Topic: Keyed Hashing and Data Authentication

            Figure 1: A sample script using hmac

Figure 2: Alice verifies Bob’s identity with a shared key and an HMAC function

            Figure 3: A Python script that simulates the above scenario

            Figure 4: Examples of using json.dumps( ) and json.loads()

 

Figure 1: A sample script using hmac

import hashlib

import hmac

# reference: https://docs.python.org/3/library/hmac.html

 

msg1 = 'message'

print("\nhmac using sha256 ...........")

hmac_sha256 = hmac.new(key=b'key1', msg=msg1.encode(), digestmod=hashlib.sha256)

#A string must be encoded first before hashing.

 

print("original mesg: ", msg1)

print("mac produced by digest(): ", hmac_sha256.digest())

print("mac produced by hexdigest(): ", hmac_sha256.hexdigest())

print("size: ", hmac_sha256.digest_size)

 

print("\nhmac using md5 ...........")

hmac_md5 = hmac.new(key=b'key1', msg=msg1.encode(), digestmod=hashlib.md5)

print("original mesg: ", msg1)

print("mac produced by digest(): ", hmac_md5.digest())

print("mac produced by hexdigest(): ", hmac_md5.hexdigest())

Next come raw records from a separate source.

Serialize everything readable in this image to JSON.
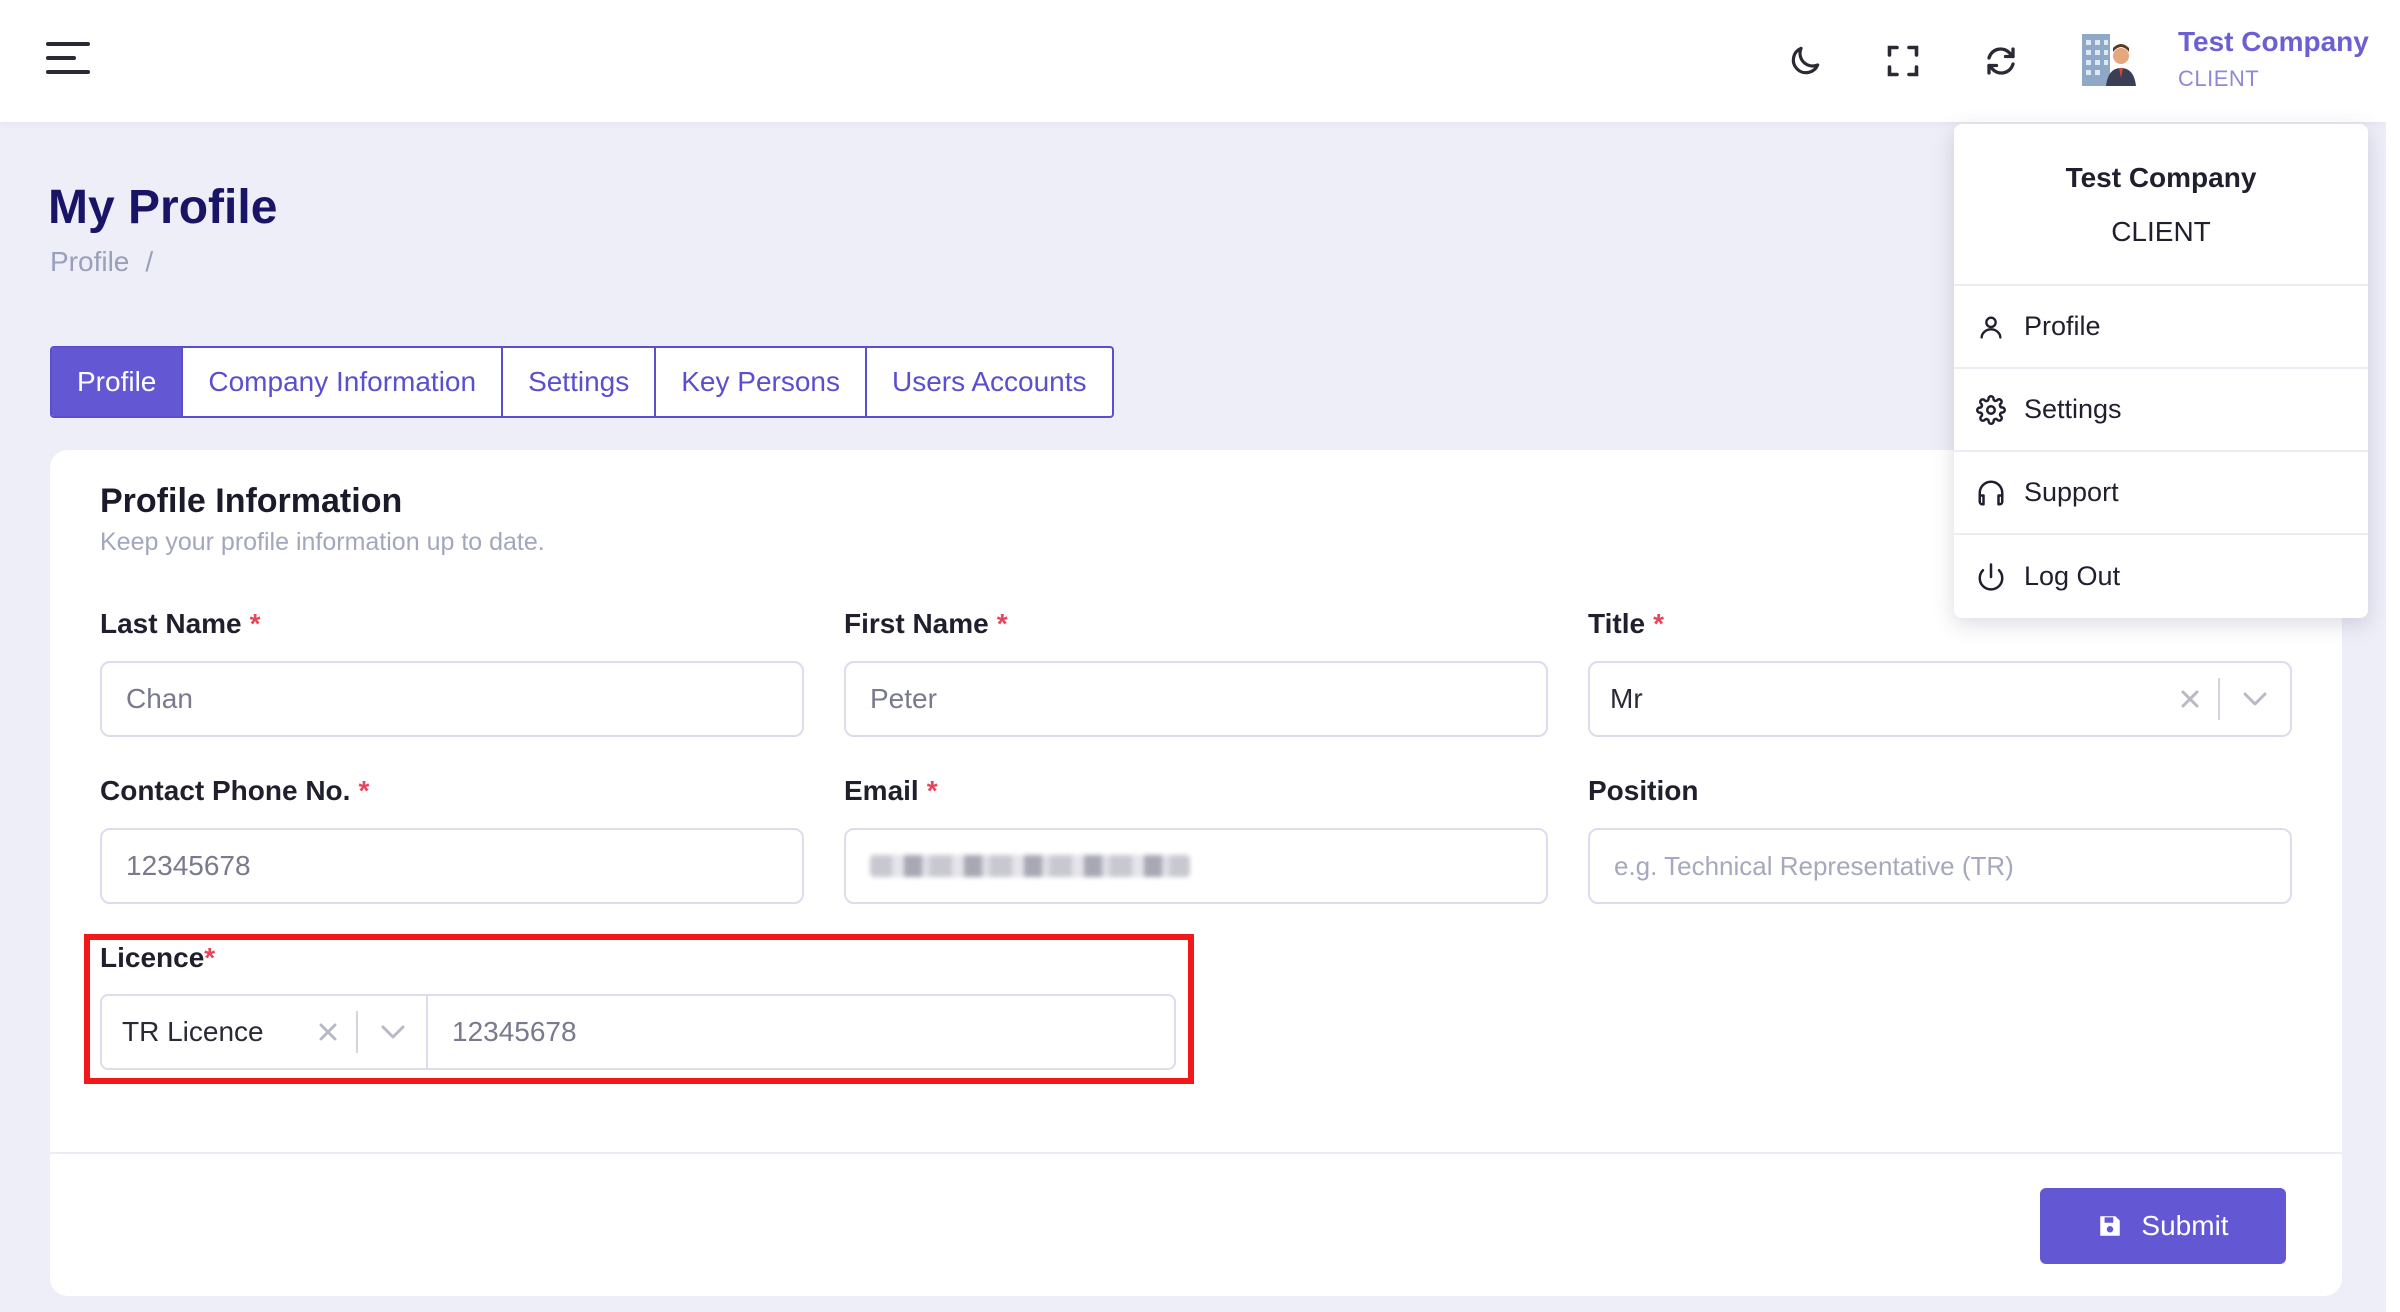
{
  "header": {
    "user_name": "Test Company",
    "user_role": "CLIENT"
  },
  "page": {
    "title": "My Profile",
    "breadcrumb": [
      "Profile",
      "/"
    ]
  },
  "tabs": [
    {
      "label": "Profile",
      "active": true
    },
    {
      "label": "Company Information",
      "active": false
    },
    {
      "label": "Settings",
      "active": false
    },
    {
      "label": "Key Persons",
      "active": false
    },
    {
      "label": "Users Accounts",
      "active": false
    }
  ],
  "card": {
    "title": "Profile Information",
    "subtitle": "Keep your profile information up to date."
  },
  "fields": {
    "last_name": {
      "label": "Last Name",
      "required": "*",
      "value": "Chan"
    },
    "first_name": {
      "label": "First Name",
      "required": "*",
      "value": "Peter"
    },
    "title": {
      "label": "Title",
      "required": "*",
      "value": "Mr"
    },
    "phone": {
      "label": "Contact Phone No.",
      "required": "*",
      "value": "12345678"
    },
    "email": {
      "label": "Email",
      "required": "*"
    },
    "position": {
      "label": "Position",
      "placeholder": "e.g. Technical Representative (TR)"
    },
    "licence": {
      "label": "Licence",
      "required": "*",
      "type_value": "TR Licence",
      "number_value": "12345678"
    }
  },
  "actions": {
    "submit_label": "Submit"
  },
  "dropdown": {
    "name": "Test Company",
    "role": "CLIENT",
    "items": [
      {
        "label": "Profile",
        "icon": "user-icon"
      },
      {
        "label": "Settings",
        "icon": "gear-icon"
      },
      {
        "label": "Support",
        "icon": "headphones-icon"
      },
      {
        "label": "Log Out",
        "icon": "power-icon"
      }
    ]
  },
  "colors": {
    "accent": "#6457d4",
    "title": "#1a1466",
    "required": "#e8455b",
    "highlight": "#f01818",
    "background": "#eeeef8"
  }
}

print("size: ", hmac_md5.digest_size)

digest1 = hmac_md5.hexdigest()

 

#change the message to msg2

msg2 = "message2"

hmac_sha256.update(msg2.encode())

print("\nhmac using sha256 ...........")

print("new mesg: ", msg2)

print("mac produced by hexdigest(): ", hmac_sha256.hexdigest())

print("size: ", hmac_sha256.digest_size)

 

hmac_md5.update(msg2.encode())

print("\nhmac using md5 ...........")

print("new mesg: ", msg2)

print("mac produced by hexdigest(): ", hmac_md5.hexdigest())

print("size: ", hmac_md5.digest_size)

digest2 = hmac_md5.hexdigest()

digest2b = hmac_md5.hexdigest()

 

#DO NOT compare two hashes using ==; it is subject to timing attack.

#Use compare_digest() instead

if ( hmac.compare_digest(digest1, digest2)):

    print(digest1, "is equal to ", digest2)

else:

    print(digest1, "is NOT equal to ", digest2)

 

if ( hmac.compare_digest(digest2, digest2b)):

    print(digest2, "is equal to ", digest2b)

else:

    print(digest2, "is NOT equal to ", digest2b)

 

Data Authentication using HMAC:

Figure 2: Alice verifies Bob’s identity with a shared key and an HMAC function (Figure 3.3 of the textbook)

CH03_F03_Byrne

 

Figure 3: A Python script that simulates the above scenario

#This script simulates that Bob, the sender, sends a message and

#  the message's hash to Alice, the receiver.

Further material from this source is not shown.